In State v. Williams, 152 N.C. 595, 68 S.W. 900 (1910), the Supreme Court found the predecessor to G.S. 14-234 applicable to a president and director of a company who was also an alderman although there was no evidence of moral turpitude. "The application of this rule may in some instances appear to bear hard upon individuals who have committed no moral wrong; but it is essential to the keeping of all parties filling a fiduciary character to their duty, to preserve the rule in its integrity, and to apply it to every case which justly falls within its principle." (Id. at 599) The Court left open the question whether the statute was applicable to a mere stockholder. In State v. Weddell, 153 N.C. 587, 68 S.E. 897 (1910), the Court held that the statute was inapplicable to a person who was both an alderman and an employee of a contractor with the city. The special verdict in the case found that Mr. Weddell "had no interest in the profit or losses" of the company on the contract." (Id. at 589). In an opinion of this Office to Mr. John F. Kime, dated November 14, 1978 (48 N.C.A.G. 68), this Office concluded that a public officer who is a stockholder of a corporation which contracts with a public body of which he is a member violates

G.S.
14-234. Although no North Carolina cases were found on point, courts of other states, construing language similar to that in our statute, have concluded that the amount of stock is immaterial since even one share of stock constitutes the "interest" which bring the person within the prohibition of the law.

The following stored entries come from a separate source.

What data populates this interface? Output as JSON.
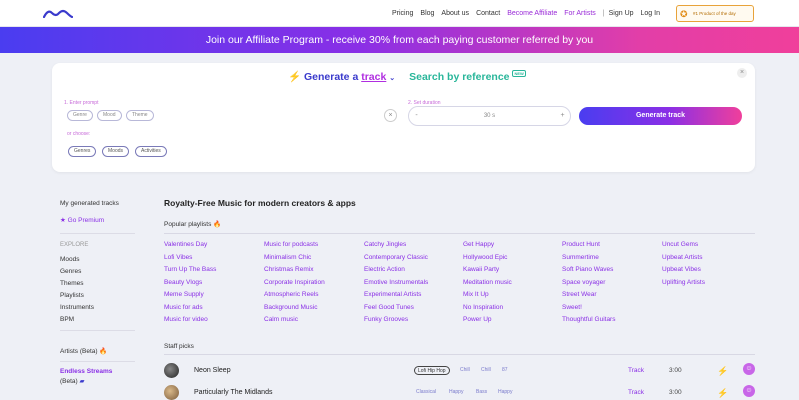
{
  "nav": {
    "links": [
      "Pricing",
      "Blog",
      "About us",
      "Contact",
      "Become Affiliate",
      "For Artists",
      "Sign Up",
      "Log In"
    ],
    "badge_text": "#1 Product of the day"
  },
  "banner": {
    "text": "Join our Affiliate Program - receive 30% from each paying customer referred by you"
  },
  "generator": {
    "tab_generate_prefix": "Generate a",
    "tab_generate_word": "track",
    "tab_reference": "Search by reference",
    "tab_reference_badge": "NEW",
    "label_prompt": "1. Enter prompt",
    "prompt_chips": [
      "Genre",
      "Mood",
      "Theme"
    ],
    "label_choose": "or choose:",
    "choose_chips": [
      "Genres",
      "Moods",
      "Activities"
    ],
    "label_duration": "2. Set duration",
    "duration_value": "30 s",
    "decrease": "-",
    "increase": "+",
    "generate_button": "Generate track",
    "close": "×"
  },
  "sidebar": {
    "my_tracks": "My generated tracks",
    "go_premium": "Go Premium",
    "explore": "EXPLORE",
    "explore_items": [
      "Moods",
      "Genres",
      "Themes",
      "Playlists",
      "Instruments",
      "BPM"
    ],
    "artists": "Artists (Beta)",
    "endless": "Endless Streams",
    "endless_sub": "(Beta)"
  },
  "main": {
    "title": "Royalty-Free Music for modern creators & apps",
    "popular": "Popular playlists",
    "playlists": [
      [
        "Valentines Day",
        "Lofi Vibes",
        "Turn Up The Bass",
        "Beauty Vlogs",
        "Meme Supply",
        "Music for ads",
        "Music for video"
      ],
      [
        "Music for podcasts",
        "Minimalism Chic",
        "Christmas Remix",
        "Corporate Inspiration",
        "Atmospheric Reels",
        "Background Music",
        "Calm music"
      ],
      [
        "Catchy Jingles",
        "Contemporary Classic",
        "Electric Action",
        "Emotive Instrumentals",
        "Experimental Artists",
        "Feel Good Tunes",
        "Funky Grooves"
      ],
      [
        "Get Happy",
        "Hollywood Epic",
        "Kawaii Party",
        "Meditation music",
        "Mix It Up",
        "No Inspiration",
        "Power Up"
      ],
      [
        "Product Hunt",
        "Summertime",
        "Soft Piano Waves",
        "Space voyager",
        "Street Wear",
        "Sweet!",
        "Thoughtful Guitars"
      ],
      [
        "Uncut Gems",
        "Upbeat Artists",
        "Upbeat Vibes",
        "Uplifting Artists"
      ]
    ],
    "staff": "Staff picks",
    "tracks": [
      {
        "name": "Neon Sleep",
        "tags": [
          "Lofi Hip Hop",
          "Chill",
          "Chill",
          "87"
        ],
        "type": "Track",
        "duration": "3:00"
      },
      {
        "name": "Particularly The Midlands",
        "tags": [
          "Classical",
          "Happy",
          "Bass",
          "Happy"
        ],
        "type": "Track",
        "duration": "3:00"
      }
    ]
  }
}
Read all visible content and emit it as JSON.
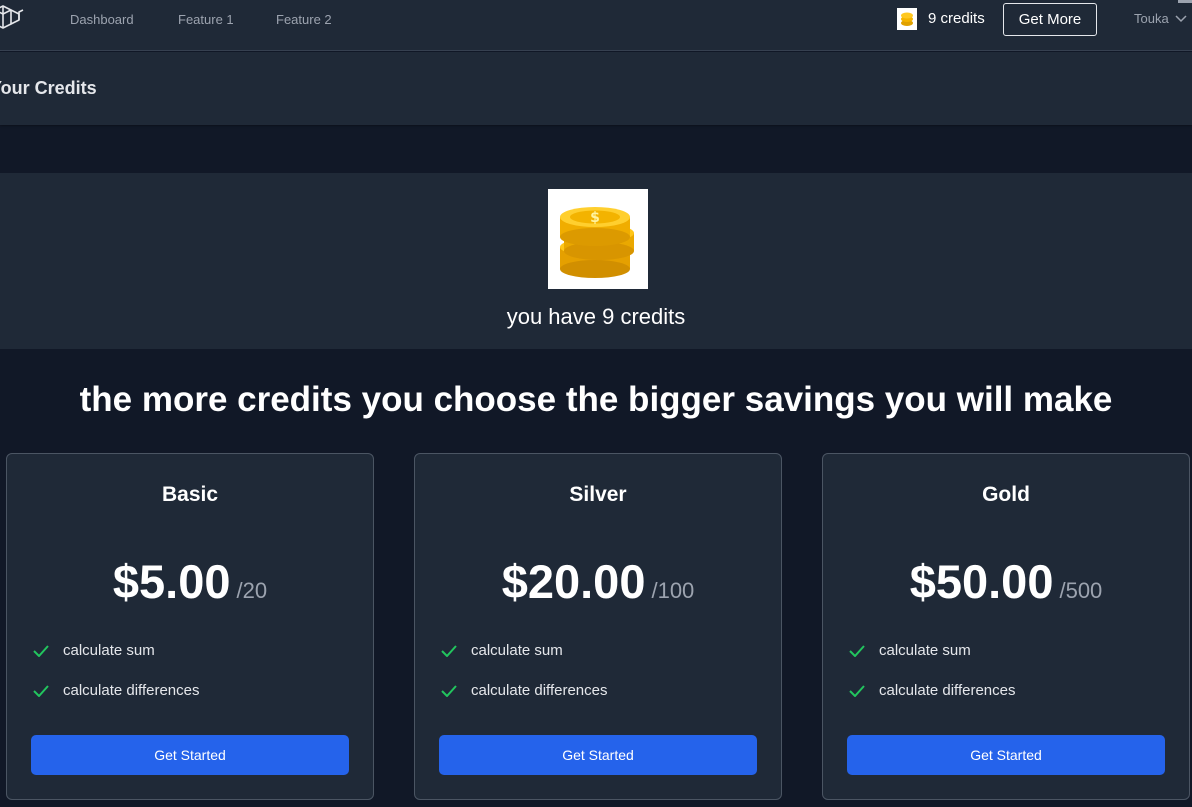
{
  "nav": {
    "links": [
      "Dashboard",
      "Feature 1",
      "Feature 2"
    ],
    "credits_label": "9 credits",
    "get_more_label": "Get More",
    "user_name": "Touka"
  },
  "header": {
    "title": "Your Credits"
  },
  "balance": {
    "text": "you have 9 credits"
  },
  "headline": "the more credits you choose the bigger savings you will make",
  "plans": [
    {
      "name": "Basic",
      "price": "$5.00",
      "credits": "/20",
      "features": [
        "calculate sum",
        "calculate differences"
      ],
      "cta": "Get Started"
    },
    {
      "name": "Silver",
      "price": "$20.00",
      "credits": "/100",
      "features": [
        "calculate sum",
        "calculate differences"
      ],
      "cta": "Get Started"
    },
    {
      "name": "Gold",
      "price": "$50.00",
      "credits": "/500",
      "features": [
        "calculate sum",
        "calculate differences"
      ],
      "cta": "Get Started"
    }
  ],
  "colors": {
    "background": "#111827",
    "panel": "#1f2937",
    "accent": "#2563eb",
    "check": "#22c55e",
    "coin": "#f5b400"
  }
}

Counsel for New Hanover Memorial Hospital, Inc. suggests that the nonprofit corporation conflicts of interest rule which is supported by the American Hospital Association and the Joint Commission on Accreditation of Hospitals should control. The rule only requires disclosure and abstention from discussion and voting on a specific issue. In contrast, G.S. 14-234 prohibits the making of a contract where there is a conflict of interest. See 48 N.C.A.G. 68 (1978). Counsel also suggests that since the company in question, General Electric Company, has outstanding two hundred twenty seven million (227,000,000) shares of stock, the trustee’s holdings are insignificant and his interest in the company is insubstantial. Although there may be merit to counsel’s argument, the statute, however, is contrary and forbids the making of a contract where the public officer is "in any manner concerned or interested in making such contracts, or in the profits thereof." As indicated previously, the owner of only one share of stock of a for-profit company would have an interest in the profits of a contract and therefore an interest prohibited by
G.S.
14-234. As long as a trustee of the hospital is a stockholder in the General Electric Company, the hospital should not enter any contract with the company. Unlike State v. Williams, supra, it does not appear that the trustee’s position as General Manager of the Wilmington Manufacturing Department of the General Electric Company subjects the trustee to the penalties of G.S. 14-234 because, according to counsel’s letter, the Wilmington plant manufactures components of commercial nuclear reactors and not medical equipment and supplies for which the hospital would contract. Thus, the nexus between the position of public officer and corporate manager in the aforementioned case is not present here.